Jeevanandam M, Ramias L, Schiller W R
Trauma Center, St. Joseph's Hospital & Medical Center, Phoenix, Arizona 85013.
J Trauma. 1991 Mar;31(3):334-41. doi: 10.1097/00005373-199103000-00005.
A simple, indirect method of estimating integrated insulin secretion is the measurement of C-peptide, a byproduct of insulin biosynthesis, in plasma and in 24-hr urine samples. We determined, in 29 severely injured hypermetabolic and highly catabolic multiple trauma patients, the plasma level and daily excretion rate of C-peptide, 48-72 hrs postinjury. Data from a set of eight patients who underwent glucose-based total parenteral feeding for 6 days were analyzed for the course of changes in the excretory pattern of C-peptide and catecholamines. The molar ratio of plasma C-peptide to insulin in the trauma patients was similar to that in unstressed controls, indicating that the rate of hepatic insulin extraction is not appreciably altered due to trauma. This is also evident from a significant correlation (p = 0.001) between the plasma C-peptide and insulin levels. The excretion of C-peptide was elevated to three times the normal both in absolute terms and when normalized to creatinine excretion. This was also accompanied by a twofold increase in the plasma levels, indicating an enhanced secretion rate of C-peptide and hence of insulin in response to trauma. Injury-induced insulin resistance does not seem to be due to a decreased insulin secretion. An increase in insulin output would appear to be a significant and desirable response for a continued anabolic stimulus coexistent with the net catabolic phase. Parenteral feeding augmented the excretion of C-peptide and catecholamines and this effect peaked on the fourth day of nutritional therapy.

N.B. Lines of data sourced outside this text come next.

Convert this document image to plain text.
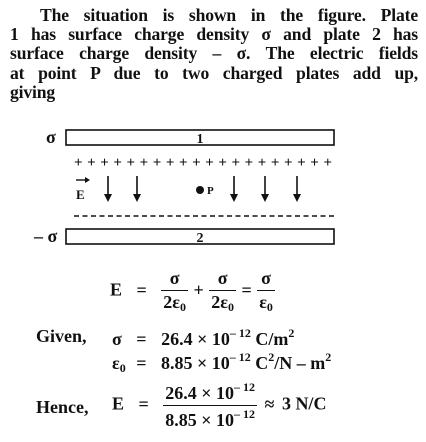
The situation is shown in the figure. Plate
1 has surface charge density σ and plate 2 has
surface charge density – σ. The electric fields
at point P due to two charged plates add up,
giving
σ	1
++++++++++++++++++++
E	P
– σ	2
$E = \frac{\sigma}{2\varepsilon_0} + \frac{\sigma}{2\varepsilon_0} = \frac{\sigma}{\varepsilon_0}$
Given, $\sigma = 26.4 \times 10^{- 12}$ $C/m^2$
$\varepsilon_0 = 8.85 \times 10^{- 12}$ $C^2/N - m^2$
Hence, $E = \frac{26.4 \times 10^{- 12}}{8.85 \times 10^{- 12}} \approx 3$ N/C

一种简单、间接估计胰岛素分泌总量的方法是测量血浆和24小时尿液样本中的C肽,C肽是胰岛素生物合成的副产物。我们测定了29例严重受伤的高代谢、高分解代谢的多发伤患者受伤后48 - 72小时的血浆C肽水平和每日排泄率。分析了一组8例接受葡萄糖全胃肠外营养6天的患者C肽和儿茶酚胺排泄模式的变化过程。创伤患者血浆C肽与胰岛素的摩尔比与未受应激的对照组相似,表明创伤未明显改变肝脏胰岛素提取率。血浆C肽与胰岛素水平之间的显著相关性(p = 0.001)也证明了这一点。C肽排泄量无论绝对值还是经肌酐排泄量校正后均升高至正常水平的三倍。同时血浆水平也增加了两倍,表明创伤后C肽分泌率增加,进而胰岛素分泌率增加。损伤诱导的胰岛素抵抗似乎并非由于胰岛素分泌减少。胰岛素输出增加似乎是对与净分解代谢期并存的持续合成代谢刺激的一种重要且理想的反应。胃肠外营养增加了C肽和儿茶酚胺的排泄,这种作用在营养治疗的第四天达到峰值。